Despite these efforts, recruits still have to make due with meager resources. They have to buy their military uniform out of their own pockets and they have to suffer through months-long salary payment delays. Families also volunteer to provide food for soldiers manning checkpoints.

The soldiers’ deep desire to rid their country of terrorists and extremists is their main motivation in putting up with these poor conditions.

The security situation has deteriorated so much that people avoid highways where extremists lie in ambush. Heading from city to city is also a monumental and risky task, with travelers making dozens of telephone calls to ensure that they are traversing safe routes. Dozens of people have fallen victim to the extremists that have taken over the 476 kilometer coastal highway connecting Tubrok to Benghazi.

The Qataan soldier at the Abou al-Sahel checkpoint declared: “I am standing here to defend my family. Fulfilling such a duty does not hinge on a salary.”

During a previous interview with Asharq Al-Awsat, LNA spokesman Ahmed al-Mismari said that the forces realize that liberating cities from terrorists does not mean the demise of terror. He instead underlined the need to follow up the liberation with combating terror ideology.

The terrorist threat cannot be defeated as long as the military and police institutions remain divided between eastern and western Libya. The division has also reached general and military intelligence, making it difficult for the LNA to assess terrorist threats in areas outside of its control.

Abou Sawa also stressed the need to defeat terrorist ideology, accusing some clerics of incitement and some people of sympathizing with this rhetoric. The Muslim Brotherhood ideology is also being promoted.

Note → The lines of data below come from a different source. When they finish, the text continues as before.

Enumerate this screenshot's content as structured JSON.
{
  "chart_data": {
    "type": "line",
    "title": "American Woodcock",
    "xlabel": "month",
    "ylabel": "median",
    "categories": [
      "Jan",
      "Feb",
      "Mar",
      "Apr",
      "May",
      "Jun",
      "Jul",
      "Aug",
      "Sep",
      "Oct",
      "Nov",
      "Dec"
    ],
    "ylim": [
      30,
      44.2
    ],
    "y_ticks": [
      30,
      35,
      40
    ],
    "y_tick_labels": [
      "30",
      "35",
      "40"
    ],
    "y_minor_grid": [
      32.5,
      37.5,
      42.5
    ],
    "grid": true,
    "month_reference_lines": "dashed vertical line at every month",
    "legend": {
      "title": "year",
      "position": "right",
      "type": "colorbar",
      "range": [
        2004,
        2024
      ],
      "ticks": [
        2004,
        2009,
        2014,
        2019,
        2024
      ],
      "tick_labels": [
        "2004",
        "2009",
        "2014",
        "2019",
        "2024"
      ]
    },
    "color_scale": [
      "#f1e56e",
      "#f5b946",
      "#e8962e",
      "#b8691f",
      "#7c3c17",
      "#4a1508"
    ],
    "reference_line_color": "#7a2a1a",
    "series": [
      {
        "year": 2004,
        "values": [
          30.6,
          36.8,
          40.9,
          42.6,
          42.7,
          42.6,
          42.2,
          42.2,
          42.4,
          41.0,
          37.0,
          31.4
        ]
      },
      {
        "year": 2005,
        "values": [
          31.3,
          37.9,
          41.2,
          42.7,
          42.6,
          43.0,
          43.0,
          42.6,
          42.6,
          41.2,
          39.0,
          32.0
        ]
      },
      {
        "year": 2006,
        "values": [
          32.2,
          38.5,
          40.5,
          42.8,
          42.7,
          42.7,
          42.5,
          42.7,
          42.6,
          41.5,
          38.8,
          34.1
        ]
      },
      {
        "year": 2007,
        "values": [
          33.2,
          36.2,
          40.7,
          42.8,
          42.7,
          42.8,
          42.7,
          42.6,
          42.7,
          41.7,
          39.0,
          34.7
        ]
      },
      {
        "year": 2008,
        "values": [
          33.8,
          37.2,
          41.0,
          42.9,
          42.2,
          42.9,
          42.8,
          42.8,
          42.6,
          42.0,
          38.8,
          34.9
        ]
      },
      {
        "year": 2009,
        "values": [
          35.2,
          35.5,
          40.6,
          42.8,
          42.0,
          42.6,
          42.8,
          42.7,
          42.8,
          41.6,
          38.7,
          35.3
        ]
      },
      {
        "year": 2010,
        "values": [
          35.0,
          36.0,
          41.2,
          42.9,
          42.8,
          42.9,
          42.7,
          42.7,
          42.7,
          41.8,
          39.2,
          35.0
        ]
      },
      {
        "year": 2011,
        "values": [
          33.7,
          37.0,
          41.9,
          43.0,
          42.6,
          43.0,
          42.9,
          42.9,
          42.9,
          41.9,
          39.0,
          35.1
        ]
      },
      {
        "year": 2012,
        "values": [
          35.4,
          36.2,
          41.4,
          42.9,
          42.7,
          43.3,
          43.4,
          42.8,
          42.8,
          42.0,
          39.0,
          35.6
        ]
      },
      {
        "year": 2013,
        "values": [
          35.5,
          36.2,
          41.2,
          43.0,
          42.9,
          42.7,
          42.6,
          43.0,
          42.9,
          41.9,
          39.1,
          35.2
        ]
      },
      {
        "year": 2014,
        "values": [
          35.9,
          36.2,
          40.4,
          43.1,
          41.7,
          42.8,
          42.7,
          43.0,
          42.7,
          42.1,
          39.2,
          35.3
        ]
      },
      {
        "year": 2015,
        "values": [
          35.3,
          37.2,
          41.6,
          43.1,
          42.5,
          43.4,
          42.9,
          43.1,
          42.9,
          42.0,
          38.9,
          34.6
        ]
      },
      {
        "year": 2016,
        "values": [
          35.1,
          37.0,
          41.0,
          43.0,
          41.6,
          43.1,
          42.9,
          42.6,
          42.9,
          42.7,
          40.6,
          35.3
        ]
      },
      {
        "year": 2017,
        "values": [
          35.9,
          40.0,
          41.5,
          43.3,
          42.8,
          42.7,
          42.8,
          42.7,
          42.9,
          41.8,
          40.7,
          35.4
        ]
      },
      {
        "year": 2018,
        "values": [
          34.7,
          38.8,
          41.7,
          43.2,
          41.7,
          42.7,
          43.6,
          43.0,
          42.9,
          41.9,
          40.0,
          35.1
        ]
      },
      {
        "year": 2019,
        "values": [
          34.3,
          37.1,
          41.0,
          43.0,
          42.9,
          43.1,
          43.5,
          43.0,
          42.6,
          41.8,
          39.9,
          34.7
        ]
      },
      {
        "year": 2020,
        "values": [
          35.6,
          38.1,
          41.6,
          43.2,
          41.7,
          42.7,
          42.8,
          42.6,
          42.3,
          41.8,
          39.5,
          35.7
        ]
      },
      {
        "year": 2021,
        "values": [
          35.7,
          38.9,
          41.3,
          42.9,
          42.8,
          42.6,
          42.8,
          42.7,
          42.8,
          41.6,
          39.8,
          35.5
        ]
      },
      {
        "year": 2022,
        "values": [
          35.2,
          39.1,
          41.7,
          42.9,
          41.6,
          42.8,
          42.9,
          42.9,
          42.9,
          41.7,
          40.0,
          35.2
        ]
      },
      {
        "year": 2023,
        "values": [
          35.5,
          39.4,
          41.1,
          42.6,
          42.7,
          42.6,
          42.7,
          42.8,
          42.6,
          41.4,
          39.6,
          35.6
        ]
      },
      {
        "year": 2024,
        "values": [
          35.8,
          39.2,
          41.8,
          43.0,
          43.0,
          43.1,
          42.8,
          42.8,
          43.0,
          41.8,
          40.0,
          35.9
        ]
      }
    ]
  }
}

The Libyan people themselves do not differentiate between one extremist group and the other. The names “Muslim Brotherhood”, “al-Qaeda” and “ISIS” are all the same to them. Mismari himself lumps terrorists all in one basket because they all have a common target in the army and the state. Various investigations have revealed that these groups have some form of cooperation between them, compounding the challenge to defeat them.